Pulseline

PulseLine, December 10, 2014

Hi. I’m throwing this out to the PulseLine or someone who knows something about heating. Do we really save any money by turning our thermostat from 68 down to 64 during the day when we aren’t there? It seems to me the furnace has to fire just as many times to keep the house at 64 as it does to keep the house at 68. So if anybody actually knows something… I’ve heard so many things back and forth whether it pays to do this… please put it in the PulseLine. Thank you. Actually, turning your thermostat down a few degrees during the day while you’re away from home, and at night while you sleep, will save on energy costs as it will reduce the number of times your heating system needs to cycle on to maintain that internal temperature. As soon as the temperature in your home drops below the setting on the thermostat, it begins to lose energy to the surrounding environment. The lower the interior temperature, the slower that heat loss. It’s true that turning up your thermostat when you come home will prompt your system to run for a longer period of time to get your home to the higher temperature, but you’ll still save more energy and money over the time your system worked less intensely while you were gone. Installing an automatic setback or programmable thermostat gives you more control while maintaining a comfortable home. You can set the thermostat to begin the cool down well before you leave the house or go to bed and return to its regular temperature a few hours before you wake up or return home.
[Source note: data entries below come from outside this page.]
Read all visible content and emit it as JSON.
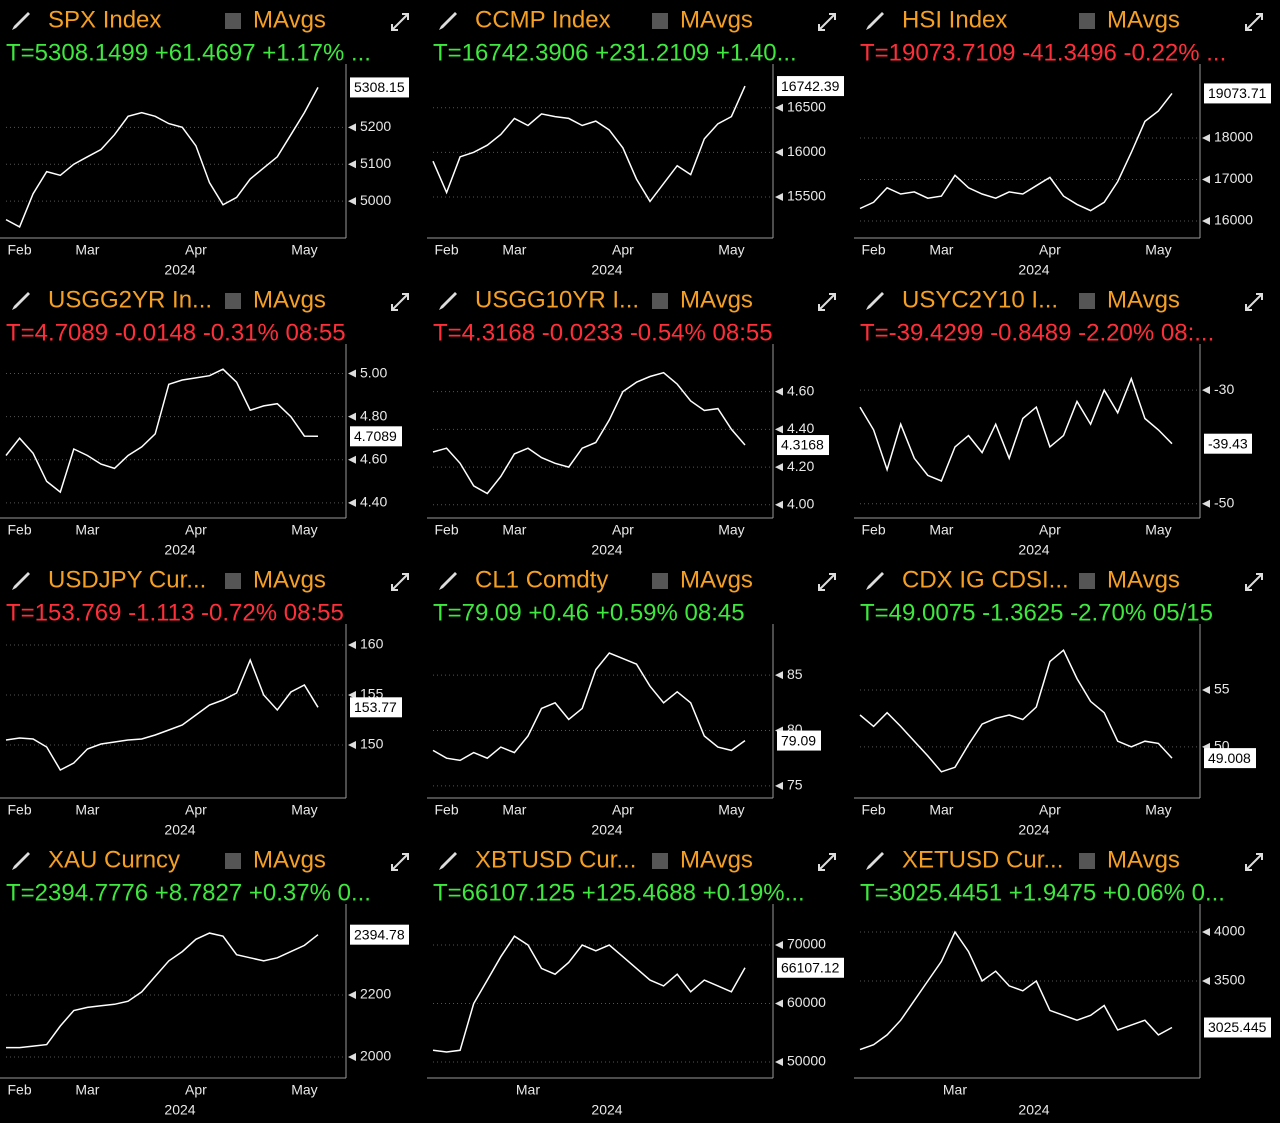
{
  "chart_data": [
    {
      "type": "line",
      "title": "SPX Index",
      "toggle_label": "MAvgs",
      "quote": "T=5308.1499 +61.4697 +1.17% ...",
      "quote_color": "#3ee83e",
      "color": "#ffffff",
      "categories": [
        null,
        "Feb",
        null,
        null,
        null,
        null,
        "Mar",
        null,
        null,
        null,
        null,
        null,
        null,
        null,
        "Apr",
        null,
        null,
        null,
        null,
        null,
        null,
        null,
        "May",
        null
      ],
      "values": [
        4950,
        4930,
        5020,
        5080,
        5070,
        5100,
        5120,
        5140,
        5180,
        5230,
        5240,
        5230,
        5210,
        5200,
        5150,
        5050,
        4990,
        5010,
        5060,
        5090,
        5120,
        5180,
        5240,
        5308.15
      ],
      "x_label": "2024",
      "ylim": [
        4900,
        5350
      ],
      "yticks": [
        5200,
        5100,
        5000
      ],
      "last_label": 5308.15,
      "grid": true
    },
    {
      "type": "line",
      "title": "CCMP Index",
      "toggle_label": "MAvgs",
      "quote": "T=16742.3906 +231.2109 +1.40...",
      "quote_color": "#3ee83e",
      "color": "#ffffff",
      "categories": [
        null,
        "Feb",
        null,
        null,
        null,
        null,
        "Mar",
        null,
        null,
        null,
        null,
        null,
        null,
        null,
        "Apr",
        null,
        null,
        null,
        null,
        null,
        null,
        null,
        "May",
        null
      ],
      "values": [
        15900,
        15550,
        15950,
        16000,
        16080,
        16200,
        16380,
        16300,
        16430,
        16400,
        16380,
        16300,
        16350,
        16250,
        16050,
        15700,
        15450,
        15650,
        15850,
        15750,
        16150,
        16320,
        16400,
        16742.39
      ],
      "x_label": "2024",
      "ylim": [
        15040,
        16900
      ],
      "yticks": [
        16500,
        16000,
        15500
      ],
      "last_label": 16742.39,
      "grid": true
    },
    {
      "type": "line",
      "title": "HSI Index",
      "toggle_label": "MAvgs",
      "quote": "T=19073.7109 -41.3496 -0.22% ...",
      "quote_color": "#ff2f3a",
      "color": "#ffffff",
      "categories": [
        null,
        "Feb",
        null,
        null,
        null,
        null,
        "Mar",
        null,
        null,
        null,
        null,
        null,
        null,
        null,
        "Apr",
        null,
        null,
        null,
        null,
        null,
        null,
        null,
        "May",
        null
      ],
      "values": [
        16300,
        16450,
        16800,
        16650,
        16700,
        16550,
        16600,
        17100,
        16800,
        16650,
        16550,
        16700,
        16650,
        16850,
        17050,
        16600,
        16400,
        16250,
        16450,
        16950,
        17650,
        18400,
        18650,
        19073.71
      ],
      "x_label": "2024",
      "ylim": [
        15590,
        19590
      ],
      "yticks": [
        18000,
        17000,
        16000
      ],
      "last_label": 19073.71,
      "grid": true
    },
    {
      "type": "line",
      "title": "USGG2YR In...",
      "toggle_label": "MAvgs",
      "quote": "T=4.7089 -0.0148 -0.31% 08:55",
      "quote_color": "#ff2f3a",
      "color": "#ffffff",
      "categories": [
        null,
        "Feb",
        null,
        null,
        null,
        null,
        "Mar",
        null,
        null,
        null,
        null,
        null,
        null,
        null,
        "Apr",
        null,
        null,
        null,
        null,
        null,
        null,
        null,
        "May",
        null
      ],
      "values": [
        4.62,
        4.7,
        4.63,
        4.5,
        4.45,
        4.65,
        4.62,
        4.58,
        4.56,
        4.62,
        4.66,
        4.72,
        4.95,
        4.97,
        4.98,
        4.99,
        5.02,
        4.96,
        4.83,
        4.85,
        4.86,
        4.8,
        4.71,
        4.7089
      ],
      "x_label": "2024",
      "ylim": [
        4.33,
        5.1
      ],
      "yticks": [
        {
          "value": 5,
          "label": "5.00"
        },
        {
          "value": 4.8,
          "label": "4.80"
        },
        {
          "value": 4.6,
          "label": "4.60"
        },
        {
          "value": 4.4,
          "label": "4.40"
        }
      ],
      "last_label": 4.7089,
      "grid": true
    },
    {
      "type": "line",
      "title": "USGG10YR I...",
      "toggle_label": "MAvgs",
      "quote": "T=4.3168 -0.0233 -0.54% 08:55",
      "quote_color": "#ff2f3a",
      "color": "#ffffff",
      "categories": [
        null,
        "Feb",
        null,
        null,
        null,
        null,
        "Mar",
        null,
        null,
        null,
        null,
        null,
        null,
        null,
        "Apr",
        null,
        null,
        null,
        null,
        null,
        null,
        null,
        "May",
        null
      ],
      "values": [
        4.28,
        4.3,
        4.22,
        4.1,
        4.06,
        4.15,
        4.27,
        4.3,
        4.25,
        4.22,
        4.2,
        4.3,
        4.33,
        4.45,
        4.6,
        4.65,
        4.68,
        4.7,
        4.64,
        4.55,
        4.5,
        4.51,
        4.4,
        4.3168
      ],
      "x_label": "2024",
      "ylim": [
        3.93,
        4.81
      ],
      "yticks": [
        {
          "value": 4.6,
          "label": "4.60"
        },
        {
          "value": 4.4,
          "label": "4.40"
        },
        {
          "value": 4.2,
          "label": "4.20"
        },
        {
          "value": 4,
          "label": "4.00"
        }
      ],
      "last_label": 4.3168,
      "grid": true
    },
    {
      "type": "line",
      "title": "USYC2Y10 I...",
      "toggle_label": "MAvgs",
      "quote": "T=-39.4299 -0.8489 -2.20% 08:...",
      "quote_color": "#ff2f3a",
      "color": "#ffffff",
      "categories": [
        null,
        "Feb",
        null,
        null,
        null,
        null,
        "Mar",
        null,
        null,
        null,
        null,
        null,
        null,
        null,
        "Apr",
        null,
        null,
        null,
        null,
        null,
        null,
        null,
        "May",
        null
      ],
      "values": [
        -33,
        -37,
        -44,
        -36,
        -42,
        -45,
        -46,
        -40,
        -38,
        -41,
        -36,
        -42,
        -35,
        -33,
        -40,
        -38,
        -32,
        -36,
        -30,
        -34,
        -28,
        -35,
        -37,
        -39.43
      ],
      "x_label": "2024",
      "ylim": [
        -52.5,
        -23.3
      ],
      "yticks": [
        -30,
        -50
      ],
      "last_label": -39.43,
      "grid": true
    },
    {
      "type": "line",
      "title": "USDJPY Cur...",
      "toggle_label": "MAvgs",
      "quote": "T=153.769 -1.113 -0.72% 08:55",
      "quote_color": "#ff2f3a",
      "color": "#ffffff",
      "categories": [
        null,
        "Feb",
        null,
        null,
        null,
        null,
        "Mar",
        null,
        null,
        null,
        null,
        null,
        null,
        null,
        "Apr",
        null,
        null,
        null,
        null,
        null,
        null,
        null,
        "May",
        null
      ],
      "values": [
        150.5,
        150.7,
        150.6,
        149.8,
        147.5,
        148.2,
        149.6,
        150.1,
        150.3,
        150.5,
        150.6,
        151.0,
        151.5,
        152.0,
        153.0,
        154.0,
        154.5,
        155.2,
        158.5,
        155.0,
        153.5,
        155.3,
        156.0,
        153.77
      ],
      "x_label": "2024",
      "ylim": [
        144.7,
        161.3
      ],
      "yticks": [
        160,
        155,
        150
      ],
      "last_label": 153.77,
      "grid": true
    },
    {
      "type": "line",
      "title": "CL1 Comdty",
      "toggle_label": "MAvgs",
      "quote": "T=79.09 +0.46 +0.59% 08:45",
      "quote_color": "#3ee83e",
      "color": "#ffffff",
      "categories": [
        null,
        "Feb",
        null,
        null,
        null,
        null,
        "Mar",
        null,
        null,
        null,
        null,
        null,
        null,
        null,
        "Apr",
        null,
        null,
        null,
        null,
        null,
        null,
        null,
        "May",
        null
      ],
      "values": [
        78.2,
        77.5,
        77.3,
        78.0,
        77.5,
        78.5,
        78.0,
        79.5,
        82.0,
        82.5,
        81.0,
        82.0,
        85.5,
        87.0,
        86.5,
        86.0,
        84.0,
        82.5,
        83.5,
        82.5,
        79.5,
        78.5,
        78.2,
        79.09
      ],
      "x_label": "2024",
      "ylim": [
        73.9,
        88.9
      ],
      "yticks": [
        85,
        80,
        75
      ],
      "last_label": 79.09,
      "grid": true
    },
    {
      "type": "line",
      "title": "CDX IG CDSI...",
      "toggle_label": "MAvgs",
      "quote": "T=49.0075 -1.3625 -2.70% 05/15",
      "quote_color": "#3ee83e",
      "color": "#ffffff",
      "categories": [
        null,
        "Feb",
        null,
        null,
        null,
        null,
        "Mar",
        null,
        null,
        null,
        null,
        null,
        null,
        null,
        "Apr",
        null,
        null,
        null,
        null,
        null,
        null,
        null,
        "May",
        null
      ],
      "values": [
        52.8,
        51.8,
        53.0,
        51.8,
        50.5,
        49.2,
        47.8,
        48.2,
        50.2,
        52.0,
        52.5,
        52.8,
        52.4,
        53.5,
        57.5,
        58.5,
        56.0,
        54.0,
        53.0,
        50.5,
        50.0,
        50.5,
        50.3,
        49.0075
      ],
      "x_label": "2024",
      "ylim": [
        45.5,
        60.1
      ],
      "yticks": [
        55,
        50
      ],
      "last_label": 49.008,
      "grid": true
    },
    {
      "type": "line",
      "title": "XAU Curncy",
      "toggle_label": "MAvgs",
      "quote": "T=2394.7776 +8.7827 +0.37% 0...",
      "quote_color": "#3ee83e",
      "color": "#ffffff",
      "categories": [
        null,
        "Feb",
        null,
        null,
        null,
        null,
        "Mar",
        null,
        null,
        null,
        null,
        null,
        null,
        null,
        "Apr",
        null,
        null,
        null,
        null,
        null,
        null,
        null,
        "May",
        null
      ],
      "values": [
        2030,
        2030,
        2035,
        2040,
        2100,
        2150,
        2160,
        2165,
        2170,
        2180,
        2210,
        2260,
        2310,
        2340,
        2380,
        2400,
        2390,
        2330,
        2320,
        2310,
        2320,
        2340,
        2360,
        2394.78
      ],
      "x_label": "2024",
      "ylim": [
        1932,
        2468
      ],
      "yticks": [
        2200,
        2000
      ],
      "last_label": 2394.78,
      "grid": true
    },
    {
      "type": "line",
      "title": "XBTUSD Cur...",
      "toggle_label": "MAvgs",
      "quote": "T=66107.125 +125.4688 +0.19%...",
      "quote_color": "#3ee83e",
      "color": "#ffffff",
      "categories": [
        null,
        null,
        null,
        null,
        null,
        null,
        null,
        "Mar",
        null,
        null,
        null,
        null,
        null,
        null,
        null,
        null,
        null,
        null,
        null,
        null,
        null,
        null,
        null,
        null
      ],
      "values": [
        52000,
        51700,
        52000,
        60000,
        64000,
        68000,
        71500,
        70000,
        66000,
        65000,
        67000,
        70000,
        69000,
        70000,
        68000,
        66000,
        64000,
        63000,
        65000,
        62000,
        64000,
        63000,
        62000,
        66107.12
      ],
      "x_label": "2024",
      "ylim": [
        47260,
        75640
      ],
      "yticks": [
        70000,
        60000,
        50000
      ],
      "last_label": 66107.12,
      "grid": true
    },
    {
      "type": "line",
      "title": "XETUSD Cur...",
      "toggle_label": "MAvgs",
      "quote": "T=3025.4451 +1.9475 +0.06% 0...",
      "quote_color": "#3ee83e",
      "color": "#ffffff",
      "categories": [
        null,
        null,
        null,
        null,
        null,
        null,
        null,
        "Mar",
        null,
        null,
        null,
        null,
        null,
        null,
        null,
        null,
        null,
        null,
        null,
        null,
        null,
        null,
        null,
        null
      ],
      "values": [
        2800,
        2850,
        2950,
        3100,
        3300,
        3500,
        3700,
        4000,
        3800,
        3500,
        3600,
        3450,
        3400,
        3500,
        3200,
        3150,
        3100,
        3150,
        3250,
        3000,
        3050,
        3100,
        2950,
        3025.445
      ],
      "x_label": "2024",
      "ylim": [
        2510,
        4204
      ],
      "yticks": [
        4000,
        3500
      ],
      "last_label": 3025.445,
      "grid": true
    }
  ]
}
Yeah, read with interest the legal notices in the Westfield News, Wednesday, December 3rd – The Westfield Gas and LIght has now unbelievably decided to charge an $18.00 per month fee if you opt out of the automated remote metering for electricity. Maybe the PulseLine can do a story on that one. Very interesting. The rate adjustment you saw advertised will apply to only 25 customers of the over 18,000 customers of the WG+E who are the ones who elected to “opt out” of participating in the automated meter reading initiative that the department launched close to two years ago. The legal notice is a requirement of the Massachusetts General Law, Chapter 164, Section 58 which mandates that a utility must advertise any changes in rates or tariffs in a newspaper published in the municipality. While the WG+E was not under any regulatory option to offer this “opt out” process, it did so to accommodate customer choice. The additional fee will be assessed only to those who opted out so as not to pass those added costs of manually reading those meters on to those customers who chose to have new efficient metering equipment installed. 

Decades ago, when Lady Bird Johnson took on “litter” as her first Lady project, I judged it as lame; after all, there was a war going on. And now, as I am about the age she was then, I’m appalled by the amount of litter (and after all, there’s a war on).